B Петербургском университете Лермонтову не зачли двух лет, которые он пробыл в Московском. Под влиянием петербургских родственников он решил поступить в школу гвардейских подпрапорщиков и кавалерийских юнкеров. В школе этой, бывшей раньше чем-то вроде военного университета, при Николае I был введен режим шагистики и муштры. В ее стенах разрешалось теперь читать только установленные учебники. В то же время начальство смотрело сквозь пальцы на грубые развлечения юнкеров, отвлекавшие молодежь от вольнодумства. В письме к Марии Александровне Лопухиной два года, которые ему предстояло провести в школе, Лермонтов назвал «своим будущим заключением». Поступивший туда вместе с ним его друг В. Шеншин в письме профессору Московского университета резко отозвался о юнкерах и нравах школы. Письмо было перехвачено, и в III отделении завели особое дело «По письму воспитанника школы Гвард. подпрапорщиков В. Шеншина, писавшего о товарищах своих в выражениях оскорбительных».
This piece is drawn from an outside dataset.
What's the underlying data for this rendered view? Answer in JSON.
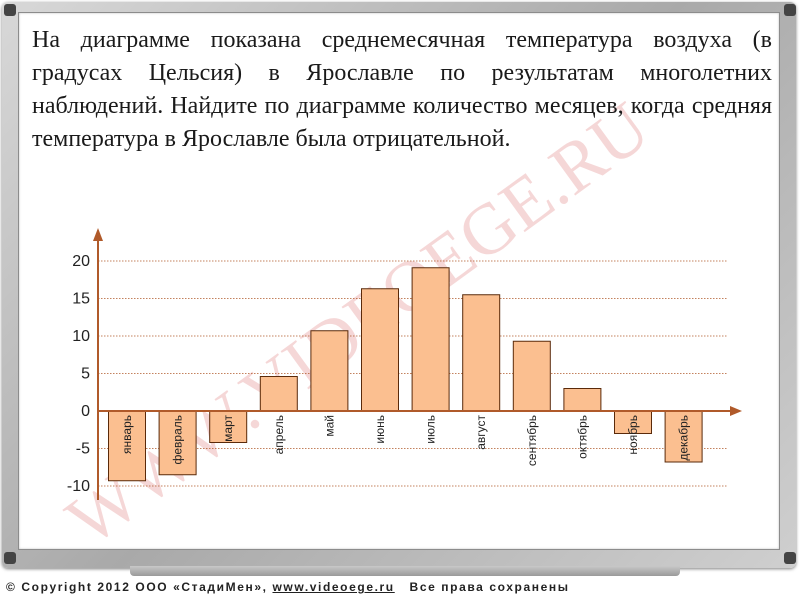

«Третье отделение» организовано Николаем I при «его собственной императорского величества канцелярии» специально для борьбы с вольнодумством. Со всех концов России туда поступали доносы - «изветы» и «наветы». Самые заглавия дел красноречивы: «О вольнодумстве будто бы», «о пасквильных стихах» и «предосудительных разговорах» или о том, что «некто не совсем предан правительству». Создавалось дело по письму такого-то «о разговорах под его окошком о каком-то обществе» или «по слухам» насчет такого-то, «будто бы разговаривавшего о французской революции». Было много дел «по прикосновенности с государственными преступниками», то есть по связи с декабристами, на которые накладывалась резолюция присоединить к делу 1826 года.

«Будущее заключение» ломало жизнь Лермонтова, отрывало его от литературного труда. «Мужайтесь!» - писала Мария Александровна, предлагала хранить его рукописи и старалась укрепить надежду, что военная служба не помешает ему быть поэтом. Письма старшей Лопухиной будут служить ему поддержкой и в дальнейшем. В ее письме от 12 октября 1832 года рисуется образ Лермонтова с «любящим сердцем», увлекающейся натурой, «добрым характером». По переписке с М. А. Лопухиной, как по переписке с М. А. Шан-Гирей, можно судить о переменах, которые происходили с Лермонтовым.

«С тех пор как я не писал к вам, так много произошло во мне, так много странного, что, право, не знаю, каким путем идти мне, путем порока или глупости… - писал Лермонтов Марии Александровне 19 июня 1833 года. - Знаю, что вы станете меня увещевать, постараетесь утешить, - это было бы напрасно! Я счастливее, чем когда-либо, веселее любого пьяницы, распевающего на улице! Вас коробит от этих выражений; но увы! Скажи, с кем ты водишься - и я скажу, кто ты». Последние слова были подчеркнуты.

…«Моя будущность, блистательная на вид, в сущности, пошла и пуста… - писал он ей же по окончании военной школы 23 декабря 1834 года, - с каждым днем я все больше убеждаюсь, что из меня никогда ничего не выйдет: со всеми моими прекрасными мечтаниями и неудачными шагами на жизненном пути… может быть, и теперь вы пожелаете ласковыми словами разогнать холодную иронию, которая неудержимо прокрадывается мне в душу, как вода просачивается в разбитое судно».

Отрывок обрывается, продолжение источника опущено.